Bio: Ravi Prasher is the Chief Technology Officer of Bloom Energy. He also serves as an adjunct professor in the Department of Mechanical Engineering at UC Berkeley. Prior to joining Bloom Energy, Ravi was the Associate Lab Director of Energy Technology Area at Lawrence Berkeley National Laboratory (LBNL). His responsibilities included managing research and development in a wide variety of areas, including fuel cells, hydrogen production, storage and transport, electrochemical and thermal storage, carbon capture, microgrids, and renewable energy among others. He was also a Senior Scientist at LBNL where he conducted research in thermal science and engineering.

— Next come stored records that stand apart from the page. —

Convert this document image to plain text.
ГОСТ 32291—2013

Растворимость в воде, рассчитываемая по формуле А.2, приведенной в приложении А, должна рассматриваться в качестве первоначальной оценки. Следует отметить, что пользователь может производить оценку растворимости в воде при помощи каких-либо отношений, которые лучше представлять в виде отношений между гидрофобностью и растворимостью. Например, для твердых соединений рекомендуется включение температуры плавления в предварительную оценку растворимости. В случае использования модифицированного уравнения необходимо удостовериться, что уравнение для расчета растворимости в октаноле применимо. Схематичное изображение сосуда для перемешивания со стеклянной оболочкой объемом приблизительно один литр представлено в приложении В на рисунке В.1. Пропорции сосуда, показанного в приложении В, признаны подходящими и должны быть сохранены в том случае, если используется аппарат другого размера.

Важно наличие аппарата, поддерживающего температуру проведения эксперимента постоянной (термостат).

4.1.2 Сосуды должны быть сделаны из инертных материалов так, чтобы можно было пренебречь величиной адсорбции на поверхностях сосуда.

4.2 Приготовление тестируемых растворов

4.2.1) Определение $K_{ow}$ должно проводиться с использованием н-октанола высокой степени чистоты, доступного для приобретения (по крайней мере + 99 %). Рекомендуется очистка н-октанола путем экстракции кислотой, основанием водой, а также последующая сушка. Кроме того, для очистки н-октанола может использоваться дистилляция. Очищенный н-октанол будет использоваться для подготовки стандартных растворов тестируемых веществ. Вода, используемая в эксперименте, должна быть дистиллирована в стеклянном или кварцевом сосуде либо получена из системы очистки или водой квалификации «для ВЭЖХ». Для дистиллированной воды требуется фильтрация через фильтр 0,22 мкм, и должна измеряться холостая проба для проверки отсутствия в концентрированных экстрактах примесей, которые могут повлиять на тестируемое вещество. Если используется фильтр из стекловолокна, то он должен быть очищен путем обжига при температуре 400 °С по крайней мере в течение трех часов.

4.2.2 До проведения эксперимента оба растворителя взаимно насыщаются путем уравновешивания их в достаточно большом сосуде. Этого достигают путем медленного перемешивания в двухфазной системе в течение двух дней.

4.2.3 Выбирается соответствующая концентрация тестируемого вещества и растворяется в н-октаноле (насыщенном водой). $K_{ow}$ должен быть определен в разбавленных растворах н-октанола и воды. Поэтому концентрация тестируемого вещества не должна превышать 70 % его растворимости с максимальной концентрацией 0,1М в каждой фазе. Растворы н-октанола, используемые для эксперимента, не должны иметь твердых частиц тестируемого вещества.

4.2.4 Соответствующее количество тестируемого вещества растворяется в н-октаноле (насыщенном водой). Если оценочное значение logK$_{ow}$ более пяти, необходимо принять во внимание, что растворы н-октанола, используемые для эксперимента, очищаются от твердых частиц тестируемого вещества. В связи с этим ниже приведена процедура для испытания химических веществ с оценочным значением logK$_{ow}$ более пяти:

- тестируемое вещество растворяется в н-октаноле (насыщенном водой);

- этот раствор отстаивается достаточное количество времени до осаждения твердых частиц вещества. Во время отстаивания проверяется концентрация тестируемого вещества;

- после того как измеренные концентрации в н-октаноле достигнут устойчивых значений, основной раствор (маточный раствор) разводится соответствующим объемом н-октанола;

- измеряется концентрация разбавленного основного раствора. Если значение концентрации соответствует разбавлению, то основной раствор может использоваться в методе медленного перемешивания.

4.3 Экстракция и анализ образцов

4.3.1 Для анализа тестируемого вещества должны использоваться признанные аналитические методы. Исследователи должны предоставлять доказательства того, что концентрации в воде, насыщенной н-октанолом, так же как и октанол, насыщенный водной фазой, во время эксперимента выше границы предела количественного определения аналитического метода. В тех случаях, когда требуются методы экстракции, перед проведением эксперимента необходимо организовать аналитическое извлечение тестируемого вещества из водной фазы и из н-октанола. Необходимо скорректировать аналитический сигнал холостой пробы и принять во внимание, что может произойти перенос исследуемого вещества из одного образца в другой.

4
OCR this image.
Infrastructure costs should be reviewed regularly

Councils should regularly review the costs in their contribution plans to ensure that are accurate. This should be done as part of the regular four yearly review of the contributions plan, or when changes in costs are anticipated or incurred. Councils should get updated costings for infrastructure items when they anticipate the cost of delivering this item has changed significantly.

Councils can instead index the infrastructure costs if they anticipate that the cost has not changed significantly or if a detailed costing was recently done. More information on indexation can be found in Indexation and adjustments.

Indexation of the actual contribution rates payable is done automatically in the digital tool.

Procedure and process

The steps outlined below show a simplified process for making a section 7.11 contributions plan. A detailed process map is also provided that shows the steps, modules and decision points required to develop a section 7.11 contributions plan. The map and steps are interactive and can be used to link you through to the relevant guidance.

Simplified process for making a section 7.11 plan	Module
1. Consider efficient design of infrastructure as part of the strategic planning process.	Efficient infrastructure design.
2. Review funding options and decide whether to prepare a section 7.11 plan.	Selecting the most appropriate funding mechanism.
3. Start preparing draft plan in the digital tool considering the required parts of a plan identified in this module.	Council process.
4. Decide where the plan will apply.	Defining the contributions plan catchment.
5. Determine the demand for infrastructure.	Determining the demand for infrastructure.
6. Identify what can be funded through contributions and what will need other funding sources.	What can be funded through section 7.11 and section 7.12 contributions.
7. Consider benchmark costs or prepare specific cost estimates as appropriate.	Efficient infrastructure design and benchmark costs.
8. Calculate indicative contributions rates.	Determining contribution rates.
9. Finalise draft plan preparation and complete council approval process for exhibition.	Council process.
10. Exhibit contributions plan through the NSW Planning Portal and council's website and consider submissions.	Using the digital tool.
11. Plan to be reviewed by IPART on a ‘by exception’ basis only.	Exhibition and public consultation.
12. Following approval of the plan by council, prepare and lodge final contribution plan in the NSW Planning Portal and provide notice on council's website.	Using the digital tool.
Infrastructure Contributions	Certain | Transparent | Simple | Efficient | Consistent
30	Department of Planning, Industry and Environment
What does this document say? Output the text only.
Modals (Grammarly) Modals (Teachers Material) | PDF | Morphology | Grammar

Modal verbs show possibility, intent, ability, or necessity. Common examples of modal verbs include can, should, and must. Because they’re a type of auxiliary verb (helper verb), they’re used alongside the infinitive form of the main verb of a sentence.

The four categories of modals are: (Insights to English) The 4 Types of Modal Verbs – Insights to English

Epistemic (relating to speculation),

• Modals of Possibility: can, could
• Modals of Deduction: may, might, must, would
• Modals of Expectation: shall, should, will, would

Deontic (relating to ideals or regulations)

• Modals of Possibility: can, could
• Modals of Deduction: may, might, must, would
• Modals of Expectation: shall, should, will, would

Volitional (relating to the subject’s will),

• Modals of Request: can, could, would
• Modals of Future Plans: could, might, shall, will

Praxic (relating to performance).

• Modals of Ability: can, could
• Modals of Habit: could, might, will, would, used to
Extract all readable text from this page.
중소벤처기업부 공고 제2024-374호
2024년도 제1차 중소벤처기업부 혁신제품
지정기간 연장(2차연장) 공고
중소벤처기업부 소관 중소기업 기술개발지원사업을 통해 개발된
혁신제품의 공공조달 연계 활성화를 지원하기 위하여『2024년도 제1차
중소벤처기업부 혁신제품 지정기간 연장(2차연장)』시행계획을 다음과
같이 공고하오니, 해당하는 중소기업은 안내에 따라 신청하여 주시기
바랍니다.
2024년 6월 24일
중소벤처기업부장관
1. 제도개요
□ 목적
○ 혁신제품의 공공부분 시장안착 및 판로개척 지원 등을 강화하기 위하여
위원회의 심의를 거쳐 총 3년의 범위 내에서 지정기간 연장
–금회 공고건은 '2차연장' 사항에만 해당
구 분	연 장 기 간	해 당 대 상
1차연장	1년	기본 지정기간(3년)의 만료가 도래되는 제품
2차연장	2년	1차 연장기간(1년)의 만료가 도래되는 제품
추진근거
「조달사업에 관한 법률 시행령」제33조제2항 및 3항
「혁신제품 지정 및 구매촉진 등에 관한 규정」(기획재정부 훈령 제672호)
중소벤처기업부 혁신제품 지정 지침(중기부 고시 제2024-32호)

Ravi’s experience includes being one of the first program directors at US DOE’s high-risk high-reward funding agency, ARPA-E, and serving as the technology development manager of Intel’s thermal management group. Ravi has published 150+ archival papers in top science and engineering journals and holds more than 35 patents. He is a member of the US National Academy of Engineering and a fellow of ASME. Ravi obtained his B.Tech. from IIT Delhi and PhD from Arizona State University.